Action step – Listen to others without formulating a response to give our point of view or experience. Instead, seek more information with genuine interest.
Tip #4: Build trust
Communication is a relational activity. As we form and nurture connections with others trust is built. Trust is essential for open and productive communication and is built on mutual respect between communicator and audience member. Trust promotes a willingness to listen, to learn, and to let go of the implicit biases that form barriers to communication.
Action step – Make eye contact and check for understanding by expressing what we hear and perceive.
Tip #5: Advocate for equity, diversity, and inclusion
Biases separate and divide. They create haves and have-nots, insiders and outsiders. To truly overcome biases, we must advocate for equity over favoritism, diversity over uniformity, and inclusion over exclusion. We can examine policies and practices, identify and address injustices, and take the lead in creating a more equitable, diverse, and inclusive profession.
Action step – Speak up when we witness biased treatment or practices. Make a difference.

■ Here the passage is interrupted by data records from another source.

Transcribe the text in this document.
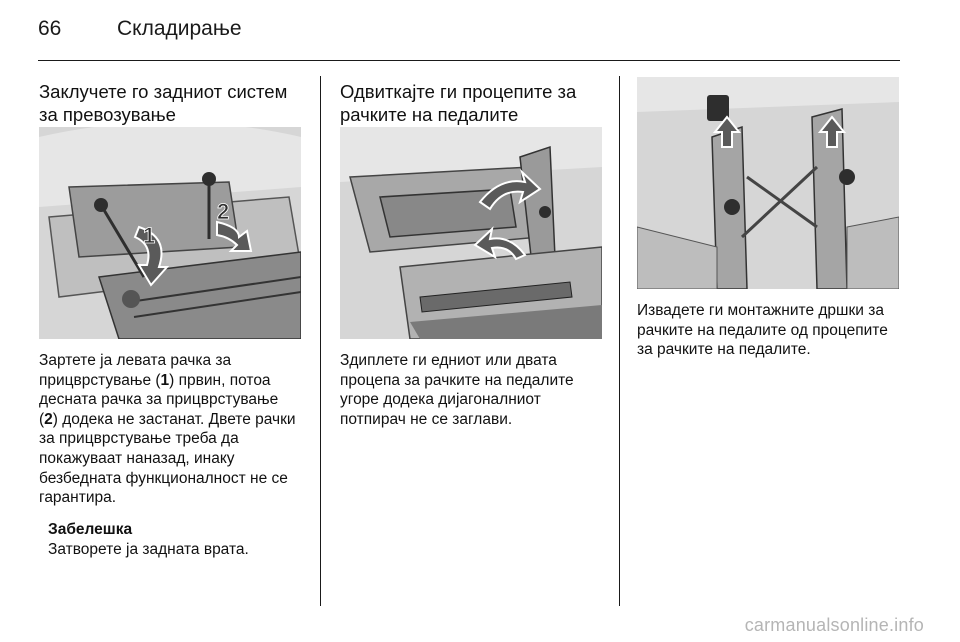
66	Складирање
Заклучете го задниот систем
за превозување
1
2

Зартете ја левата рачка за
прицврстување (1) првин, потоа
десната рачка за прицврстување
(2) додека не застанат. Двете рачки
за прицврстување треба да
покажуваат наназад, инаку
безбедната функционалност не се
гарантира.

Забелешка

Затворете ја задната врата.

Одвиткајте ги процепите за
рачките на педалите

Здиплете ги едниот или двата
процепа за рачките на педалите
угоре додека дијагоналниот
потпирач не се заглави.

Извадете ги монтажните дршки за
рачките на педалите од процепите
за рачките на педалите.

carmanualsonline.info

Questions that can help us gain a deeper understanding of others:
Help me understand what it’s like to be you.
If you could only use 5 words to describe yourself, what would they be?
What life changes have you experienced recently?
What is one thing people would never know about you just by looking at you?
What is the first thing you notice about another person?
For what in your life do you feel most grateful?
What is the best thing that happened to you in the past week?
Have you ever made a decision that was life-changing? What was it?
What’s something you could teach me about?
What inspires you?
What have been the most challenging times of your life? How did you get through them?
How would you like your future to look?
What things do you wish you could change about the world?
To download a copy of these 5 tips and all of the other free tip sheets, go to: https://www.nutritioncommunicator.com/tip-sheets
“I have a dream that my four little children will one day live in a nation where they will not be judged by the color of their skin but by the content of their character.” ~ Martin Luther King, Jr.